The country lacks equipment and expertise required to conduct search and rescue operations in the event of massive buildings collapsing, experts say.
Despite experts' recommendations eight years ago, equipment like ground-penetrating radars (GPR), fiber-optic cameras and remote visual inspection devices -- crucial to saving the lives of those trapped in rubble – have not been procured yet.
The GPR is a remote sensing device that helps to locate the presence of a survivor stuck in the wreckage of a collapsed building. The camera captures images from inside the wreckage and helps make plans for an effective rescue operation.
These were badly needed during the search and rescue operations in the nine-storey Rana Plaza that collapsed on April 24, killing at least 388 garment workers and injuring scores.
Prof Jamilur Reza Choudhury, a noted civil engineer who headed the search and rescue equipment selection committee, submitted the list of equipment to the then government in 2005.
It took the government five years to approve a Tk 69 crore scheme, procure the equipment, and hand over the equipment to Fire Service and Civil Defence, said Mohammad Abdul Wazed, director general of the Department of Disaster Management.
Multiple cutters, concrete cutters, power chain saws, rescue saws, air compressors, electric demolition hammers, portable electric generators, ladders, breathing apparatus, megaphones, airbags, search cameras, hydraulic jacks (used to expand the gap between two sandwiched floors), knee pads, lock cutters, safety vests and flash lights are among the equipment procured so far.
As to lack of some vital equipment, he said out of five contractors, one -- M/s Sohel Enterprise -- did not supply the equipment yet. The High Court ordered the supplier to deliver the goods by April 30, yesterday.

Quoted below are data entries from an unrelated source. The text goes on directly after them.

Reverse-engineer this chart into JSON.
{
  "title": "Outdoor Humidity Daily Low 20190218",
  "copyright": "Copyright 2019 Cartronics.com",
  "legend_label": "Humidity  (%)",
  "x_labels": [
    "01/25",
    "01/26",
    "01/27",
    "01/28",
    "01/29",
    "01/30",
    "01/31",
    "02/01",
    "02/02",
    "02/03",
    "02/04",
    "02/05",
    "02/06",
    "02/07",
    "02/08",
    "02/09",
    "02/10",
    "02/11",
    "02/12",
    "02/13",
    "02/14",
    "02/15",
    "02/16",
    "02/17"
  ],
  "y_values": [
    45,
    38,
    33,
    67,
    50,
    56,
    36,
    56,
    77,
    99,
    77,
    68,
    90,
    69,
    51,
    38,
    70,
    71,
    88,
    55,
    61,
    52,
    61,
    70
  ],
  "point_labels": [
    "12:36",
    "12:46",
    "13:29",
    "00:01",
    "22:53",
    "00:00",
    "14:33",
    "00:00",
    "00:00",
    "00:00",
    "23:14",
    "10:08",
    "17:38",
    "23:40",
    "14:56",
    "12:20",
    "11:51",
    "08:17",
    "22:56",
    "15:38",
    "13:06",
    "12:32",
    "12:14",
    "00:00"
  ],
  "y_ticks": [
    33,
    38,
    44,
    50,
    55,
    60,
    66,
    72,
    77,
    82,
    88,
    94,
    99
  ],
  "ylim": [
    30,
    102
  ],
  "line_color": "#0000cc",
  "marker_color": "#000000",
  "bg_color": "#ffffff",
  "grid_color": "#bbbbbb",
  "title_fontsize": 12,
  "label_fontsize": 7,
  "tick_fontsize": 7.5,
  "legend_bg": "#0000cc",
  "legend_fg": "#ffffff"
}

It, however, did not comply with the court order till yesterday, said the DG.
Wazed said they also handed over six high-power cranes and some other heavy equipment to the Armed Forces Division.
However, the rescuers were using three heavy cranes hired from private firms to remove huge concrete slabs at the Rana Plaza collapse site, he alleged.
Yesterday, the Planning Commission approved a Tk 260 crore second-phase scheme to procure mostly similar equipment.
Search and rescue operations in the case of a big structural collapse requires extensive training, knowledge, and an adequate number of equipment, which are not yet available in the country, he said.
Abu Sadeque, secretary general of Bangladesh Earthquake Society, said those equipment were not seen being used during search and rescue operations in Rana Plaza.
Refuting the allegation, Brig Gen Ali Ahmed Khan, director general of the Fire Service and Civil Defence Department, said the equipment was used to remove the debris from the collapsed building. But they would be extremely inadequate in the case of multiple collapses at a time.
Prof Mujibur Rahman, who teaches civil engineering at Buet, said mostly untrained local voluntary rescuers along with a few firemen took the risk of rescuing the trapped victims inside the crumbled Rana Plaza.
Though only professional rescuers were supposed to carry out such risky operations, one could not ignore the lesson learnt from the Rana Plaza rescue operations, he added.
According to a report of the UNDP-funded Comprehensive Disaster Management Programme, some 72,000 buildings may collapse in Dhaka city in an earthquake of VII to VIII intensity scale (extent of jolt), as happened in 1897.